One night I get dispatched to see a guy who called 911 and reported that "something's wrong" with his roommate. I get there, and the caller is sitting on the couch, looking like he just saw the Frankenstein monster. He says he came home from his swing shift job and saw the light on in his roommate's bedroom. This wasn't unusual. He figured the roommate was getting ready for his night shift job, as usual. But when the roommate didn't come out after a while, he went in to check on him and found "something wrong".
I go in the the bedroom and find the roommate. From what we could construct, he had sat on the edge of his bed, leaned forward, put the muzzle of his Winchester .270 hunting rifle directly against his forehead, and pulled the trigger. What was left of him was on the floor in a pile of dirty laundry. The rest was splattered across all four walls and the ceiling.
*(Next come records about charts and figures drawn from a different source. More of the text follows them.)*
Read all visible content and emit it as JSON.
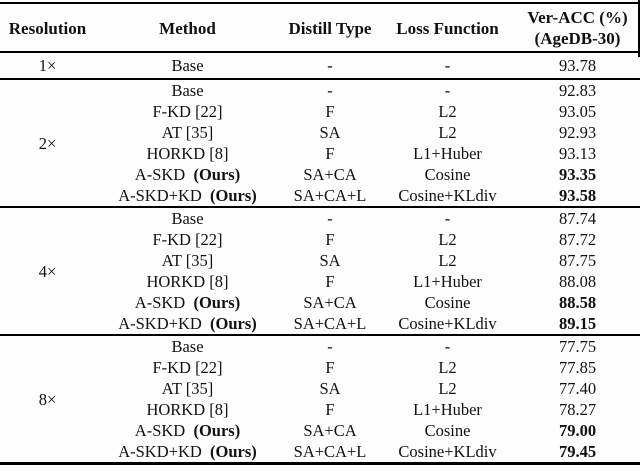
{
  "page": {
    "background": "#fdfdfd",
    "text_color": "#111111",
    "rule_color": "#000000"
  },
  "table": {
    "headers": {
      "resolution": "Resolution",
      "method": "Method",
      "distill_type": "Distill Type",
      "loss_function": "Loss Function",
      "ver_acc_line1": "Ver-ACC (%)",
      "ver_acc_line2": "(AgeDB-30)"
    },
    "sections": [
      {
        "resolution": "1×",
        "rows": [
          {
            "method": "Base",
            "method_bold": "",
            "distill": "-",
            "loss": "-",
            "acc": "93.78",
            "acc_bold": false
          }
        ]
      },
      {
        "resolution": "2×",
        "rows": [
          {
            "method": "Base",
            "method_bold": "",
            "distill": "-",
            "loss": "-",
            "acc": "92.83",
            "acc_bold": false
          },
          {
            "method": "F-KD [22]",
            "method_bold": "",
            "distill": "F",
            "loss": "L2",
            "acc": "93.05",
            "acc_bold": false
          },
          {
            "method": "AT [35]",
            "method_bold": "",
            "distill": "SA",
            "loss": "L2",
            "acc": "92.93",
            "acc_bold": false
          },
          {
            "method": "HORKD [8]",
            "method_bold": "",
            "distill": "F",
            "loss": "L1+Huber",
            "acc": "93.13",
            "acc_bold": false
          },
          {
            "method": "A-SKD",
            "method_bold": "(Ours)",
            "distill": "SA+CA",
            "loss": "Cosine",
            "acc": "93.35",
            "acc_bold": true
          },
          {
            "method": "A-SKD+KD",
            "method_bold": "(Ours)",
            "distill": "SA+CA+L",
            "loss": "Cosine+KLdiv",
            "acc": "93.58",
            "acc_bold": true
          }
        ]
      },
      {
        "resolution": "4×",
        "rows": [
          {
            "method": "Base",
            "method_bold": "",
            "distill": "-",
            "loss": "-",
            "acc": "87.74",
            "acc_bold": false
          },
          {
            "method": "F-KD [22]",
            "method_bold": "",
            "distill": "F",
            "loss": "L2",
            "acc": "87.72",
            "acc_bold": false
          },
          {
            "method": "AT [35]",
            "method_bold": "",
            "distill": "SA",
            "loss": "L2",
            "acc": "87.75",
            "acc_bold": false
          },
          {
            "method": "HORKD [8]",
            "method_bold": "",
            "distill": "F",
            "loss": "L1+Huber",
            "acc": "88.08",
            "acc_bold": false
          },
          {
            "method": "A-SKD",
            "method_bold": "(Ours)",
            "distill": "SA+CA",
            "loss": "Cosine",
            "acc": "88.58",
            "acc_bold": true
          },
          {
            "method": "A-SKD+KD",
            "method_bold": "(Ours)",
            "distill": "SA+CA+L",
            "loss": "Cosine+KLdiv",
            "acc": "89.15",
            "acc_bold": true
          }
        ]
      },
      {
        "resolution": "8×",
        "rows": [
          {
            "method": "Base",
            "method_bold": "",
            "distill": "-",
            "loss": "-",
            "acc": "77.75",
            "acc_bold": false
          },
          {
            "method": "F-KD [22]",
            "method_bold": "",
            "distill": "F",
            "loss": "L2",
            "acc": "77.85",
            "acc_bold": false
          },
          {
            "method": "AT [35]",
            "method_bold": "",
            "distill": "SA",
            "loss": "L2",
            "acc": "77.40",
            "acc_bold": false
          },
          {
            "method": "HORKD [8]",
            "method_bold": "",
            "distill": "F",
            "loss": "L1+Huber",
            "acc": "78.27",
            "acc_bold": false
          },
          {
            "method": "A-SKD",
            "method_bold": "(Ours)",
            "distill": "SA+CA",
            "loss": "Cosine",
            "acc": "79.00",
            "acc_bold": true
          },
          {
            "method": "A-SKD+KD",
            "method_bold": "(Ours)",
            "distill": "SA+CA+L",
            "loss": "Cosine+KLdiv",
            "acc": "79.45",
            "acc_bold": true
          }
        ]
      }
    ]
  }
}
There was not a square foot that didn't have some part of him stuck to it.
I called my supervisor and an investigator to let them know that, indeed, "something was wrong" with the roommate.
3 comments:
Hope the 911 caller was treated for shock because your description of him sounds like someone seriously traumatized.
I agree with Anon 12:04. The roommate was traumatized, which was probably why his concern was understated and vague.
You don't really treat people "for shock" in the way you're thinking. There's no medicine for emotional trauma.
We used to think immediately talking about it helped (hence critical incident stress debriefings) but it turns out not so much.
You have to let people carry it until they feel like talking. Then they talk to friends or family. If that and tincture of time doesn't heal the trauma, then you need professional help.